The structural design of the church is particularly noteworthy. The wood trusses of the roof transfer forces downward through hammer-beam projections into columnar piers that support five pointed arches on each side of the nave. These roof elements, enhanced with intricate Gothic ornamentation in carved wood, are considered some of the most authentic examples of their kind in Colorado, next to the great drawing room of Glen Eyrie in Colorado Springs. The five-arched clerestory gable at the west end of the church allows for an influx of natural light, complementing the large west-facing triptych stained glass window.

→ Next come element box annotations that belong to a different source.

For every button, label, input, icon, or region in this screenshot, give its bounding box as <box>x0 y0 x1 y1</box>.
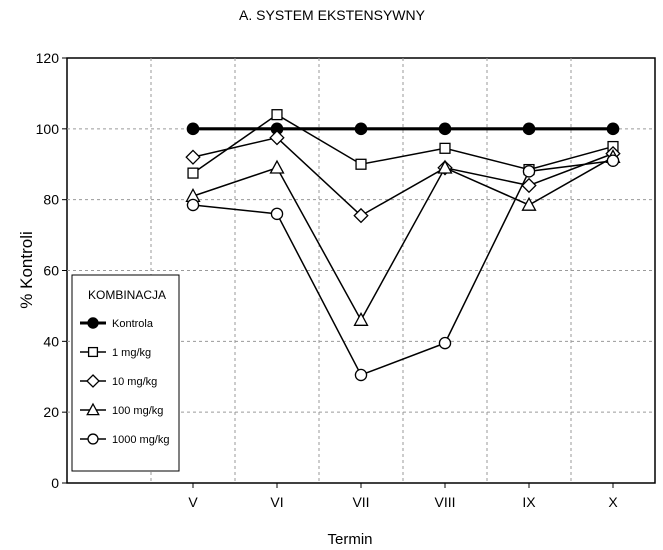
data-point <box>606 122 620 136</box>
y-tick-label: 0 <box>51 475 59 491</box>
legend: KOMBINACJA Kontrola 1 mg/kg 10 mg/kg 100 mg/… <box>71 274 180 472</box>
legend-label: 100 mg/kg <box>112 405 163 417</box>
series-line <box>192 159 614 376</box>
legend-marker <box>87 346 99 358</box>
data-point <box>522 165 536 178</box>
data-point <box>522 122 536 136</box>
legend-marker <box>86 402 100 416</box>
x-tick-label: VII <box>352 494 369 510</box>
legend-marker <box>87 317 99 329</box>
legend-label: 1 mg/kg <box>112 347 151 359</box>
y-tick-label: 40 <box>43 333 59 349</box>
legend-title: KOMBINACJA <box>88 288 166 302</box>
data-point <box>271 109 283 121</box>
data-point <box>438 336 452 350</box>
x-tick-label: VI <box>270 494 283 510</box>
data-point <box>353 311 369 326</box>
data-point <box>353 207 369 224</box>
series-group <box>186 154 620 382</box>
series-line <box>192 113 614 174</box>
data-point <box>606 154 620 167</box>
data-point <box>354 368 368 382</box>
chart-layer: 0 20 40 60 80 100 120 V VI VII VIII IX X KOMBINACJA Ko… <box>36 50 656 510</box>
x-tick-label: VIII <box>434 494 455 510</box>
chart-title: A. SYSTEM EKSTENSYWNY <box>239 7 426 23</box>
data-point <box>269 130 285 146</box>
data-point <box>186 122 200 136</box>
x-tick-label: IX <box>522 494 536 510</box>
data-point <box>355 158 367 170</box>
data-point <box>269 159 285 174</box>
y-tick-label: 80 <box>43 192 59 208</box>
data-point <box>186 198 200 212</box>
legend-label: 10 mg/kg <box>112 376 157 388</box>
data-point <box>437 159 453 174</box>
y-tick-label: 60 <box>43 263 59 279</box>
data-point <box>521 177 537 194</box>
series-line <box>192 156 614 322</box>
data-point <box>438 122 452 136</box>
data-point <box>354 122 368 136</box>
legend-marker <box>86 374 100 388</box>
y-tick-label: 120 <box>36 50 60 66</box>
series-line <box>192 136 614 217</box>
y-axis-label: % Kontroli <box>17 231 36 308</box>
data-point <box>521 196 537 211</box>
data-point <box>439 142 451 154</box>
legend-label: Kontrola <box>112 318 154 330</box>
x-tick-label: V <box>188 494 198 510</box>
x-axis-label: Termin <box>327 531 372 548</box>
legend-marker <box>87 433 99 445</box>
y-tick-label: 20 <box>43 404 59 420</box>
x-tick-label: X <box>608 494 618 510</box>
data-point <box>270 207 284 221</box>
data-point <box>187 167 199 179</box>
series-group <box>186 122 620 136</box>
y-tick-label: 100 <box>36 121 60 137</box>
legend-label: 1000 mg/kg <box>112 434 169 446</box>
data-point <box>185 149 201 165</box>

The east wall of the sanctuary features an unusual set of seven tall slit windows, symbolizing seven altar candles. These windows are designed to create a visual effect resembling flickering candlelight, with stained glass elements providing dramatic contrast. The reredos, titled "Ascension and the Attendant Angels" and completed in 1923 by R. Byron Olson, received recognition from the Denver Art Association. The sanctuary and choir area, set in deep relief, are further accentuated by an elaborately painted triptych altarpiece that incorporates gold leaf detailing.

=== Structural changes ===
The church originally featured a castellated tower and turret, but in 1950, structural failure caused the upper portion of the bell tower to collapse, damaging the attached carillon. At a cost of $40,000, the turret was removed and replaced with a buttress for stability.